Data: 2015-02-11 18:36:28
Temat: Re: Błędy przy pieczeniu chleba pszennego
Od: Jarosław Sokołowski <j...@l...waw.pl>
Pokaż wszystkie nagłówki
Pan Pszemol napisał:
>>> Jeżeli nie pieczesz w piecu chlebowym, to NICzego nie wiesz o chlebie.
>>
>> Ja go nie piekę do wiedzenia, tylko do zjedzenia.
>> Póki co nikt nie narzeka.
>
> Wykażę się teraz pewnie ignorancją, ale: co to jest piec chlebowy? :-)
> To w domach wiejskich są dwa piece, taki do chleba jeden a do placków inny?

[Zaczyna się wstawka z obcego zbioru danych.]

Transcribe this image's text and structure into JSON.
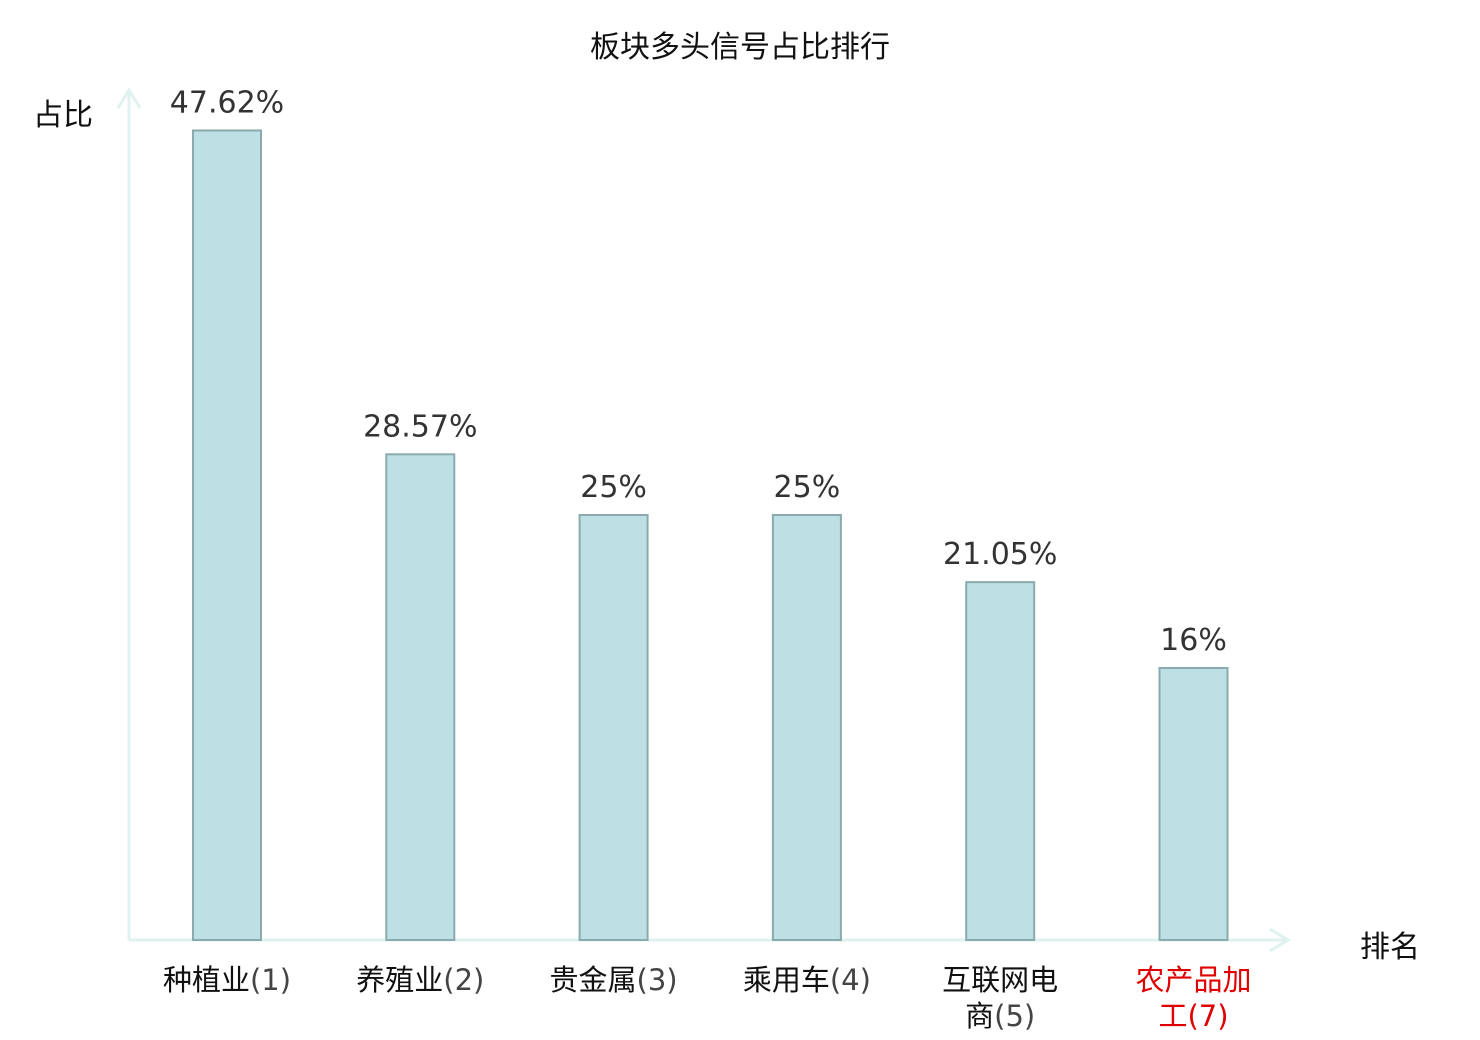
{
  "chart_data": {
    "type": "bar",
    "title": "板块多头信号占比排行",
    "ylabel": "占比",
    "xlabel": "排名",
    "ylim": [
      0,
      50
    ],
    "grid": false,
    "legend": "none",
    "categories": [
      {
        "name": "种植业",
        "rank": "(1)",
        "highlight": false
      },
      {
        "name": "养殖业",
        "rank": "(2)",
        "highlight": false
      },
      {
        "name": "贵金属",
        "rank": "(3)",
        "highlight": false
      },
      {
        "name": "乘用车",
        "rank": "(4)",
        "highlight": false
      },
      {
        "name": "互联网电商",
        "rank": "(5)",
        "highlight": false
      },
      {
        "name": "农产品加工",
        "rank": "(7)",
        "highlight": true
      }
    ],
    "values": [
      47.62,
      28.57,
      25,
      25,
      21.05,
      16
    ],
    "value_labels": [
      "47.62%",
      "28.57%",
      "25%",
      "25%",
      "21.05%",
      "16%"
    ],
    "colors": {
      "bar_fill": "#bce0e3",
      "bar_stroke": "#8aaaad",
      "axis": "#dff2ef",
      "highlight_text": "#e00000"
    }
  }
}
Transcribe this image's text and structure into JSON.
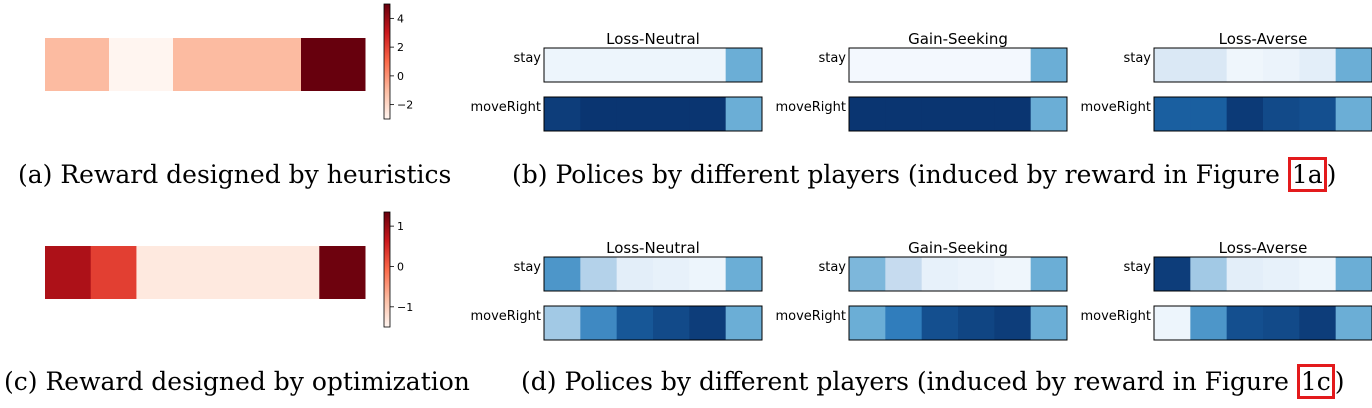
{
  "chart_data": [
    {
      "id": "a",
      "type": "heatmap",
      "rows": [
        [
          -1,
          -3,
          -1,
          -1,
          5
        ]
      ],
      "colormap": "Reds",
      "vmin": -3,
      "vmax": 5,
      "colorbar_ticks": [
        4,
        2,
        0,
        -2
      ],
      "colorbar_tick_labels": [
        "4",
        "2",
        "0",
        "−2"
      ],
      "caption": "(a) Reward designed by heuristics"
    },
    {
      "id": "b",
      "type": "heatmap",
      "colormap": "Blues",
      "vmin": 0,
      "vmax": 1,
      "row_labels": [
        "stay",
        "moveRight"
      ],
      "panels": [
        {
          "title": "Loss-Neutral",
          "stay": [
            0.05,
            0.05,
            0.05,
            0.05,
            0.05,
            0.5
          ],
          "moveRight": [
            0.95,
            0.98,
            0.98,
            0.98,
            0.98,
            0.5
          ]
        },
        {
          "title": "Gain-Seeking",
          "stay": [
            0.02,
            0.02,
            0.02,
            0.02,
            0.02,
            0.5
          ],
          "moveRight": [
            0.98,
            0.98,
            0.98,
            0.98,
            0.98,
            0.5
          ]
        },
        {
          "title": "Loss-Averse",
          "stay": [
            0.15,
            0.15,
            0.04,
            0.06,
            0.1,
            0.5
          ],
          "moveRight": [
            0.82,
            0.82,
            0.96,
            0.9,
            0.88,
            0.5
          ]
        }
      ],
      "caption_text": "(b) Polices by different players (induced by reward in Figure ",
      "caption_ref": "1a",
      "caption_end": ")"
    },
    {
      "id": "c",
      "type": "heatmap",
      "rows": [
        [
          0.85,
          0.3,
          -1.35,
          -1.35,
          -1.35,
          -1.35,
          1.3
        ]
      ],
      "colormap": "Reds",
      "vmin": -1.5,
      "vmax": 1.35,
      "colorbar_ticks": [
        1,
        0,
        -1
      ],
      "colorbar_tick_labels": [
        "1",
        "0",
        "−1"
      ],
      "caption": "(c) Reward designed by optimization"
    },
    {
      "id": "d",
      "type": "heatmap",
      "colormap": "Blues",
      "vmin": 0,
      "vmax": 1,
      "row_labels": [
        "stay",
        "moveRight"
      ],
      "panels": [
        {
          "title": "Loss-Neutral",
          "stay": [
            0.6,
            0.3,
            0.1,
            0.08,
            0.05,
            0.5
          ],
          "moveRight": [
            0.35,
            0.65,
            0.85,
            0.9,
            0.95,
            0.5
          ]
        },
        {
          "title": "Gain-Seeking",
          "stay": [
            0.45,
            0.25,
            0.08,
            0.06,
            0.04,
            0.5
          ],
          "moveRight": [
            0.5,
            0.7,
            0.88,
            0.92,
            0.95,
            0.5
          ]
        },
        {
          "title": "Loss-Averse",
          "stay": [
            0.95,
            0.35,
            0.1,
            0.08,
            0.05,
            0.5
          ],
          "moveRight": [
            0.05,
            0.6,
            0.88,
            0.9,
            0.95,
            0.5
          ]
        }
      ],
      "caption_text": "(d) Polices by different players (induced by reward in Figure ",
      "caption_ref": "1c",
      "caption_end": ")"
    }
  ]
}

Nie dwa piece, lecz dwa w jednym. Piec chlebwy, to taka osobna dziura
w której najpierw pali się drewnem, a gdy ono się już wypali do czerwonego
żaru, to wtyka się tam chleb do pieczenia. To nie to samo, co piekarnik
(bratrura) ogrzewany z zewnątrz przez główne palenisko. Tutaj ogień i to,
co pieczemy, w jednym stoją domu. Zamknięcie ma to z podwójnych drzwiczek
-- osobno otwiera się górną część otworu, osobno dolną. Można w ten sposób
regulowac dopływ powietrza do palących się drew. Tak to było w tych
konstrukcjach, co je znam. Ale bywa to też rozwiązywane trochę inaczej.
Moje doświadczenia z pieczeniem chleba (niezbyt bogate, ale jednak)
ograniczają się wyłącznie do takich urządzeń piekarniczych.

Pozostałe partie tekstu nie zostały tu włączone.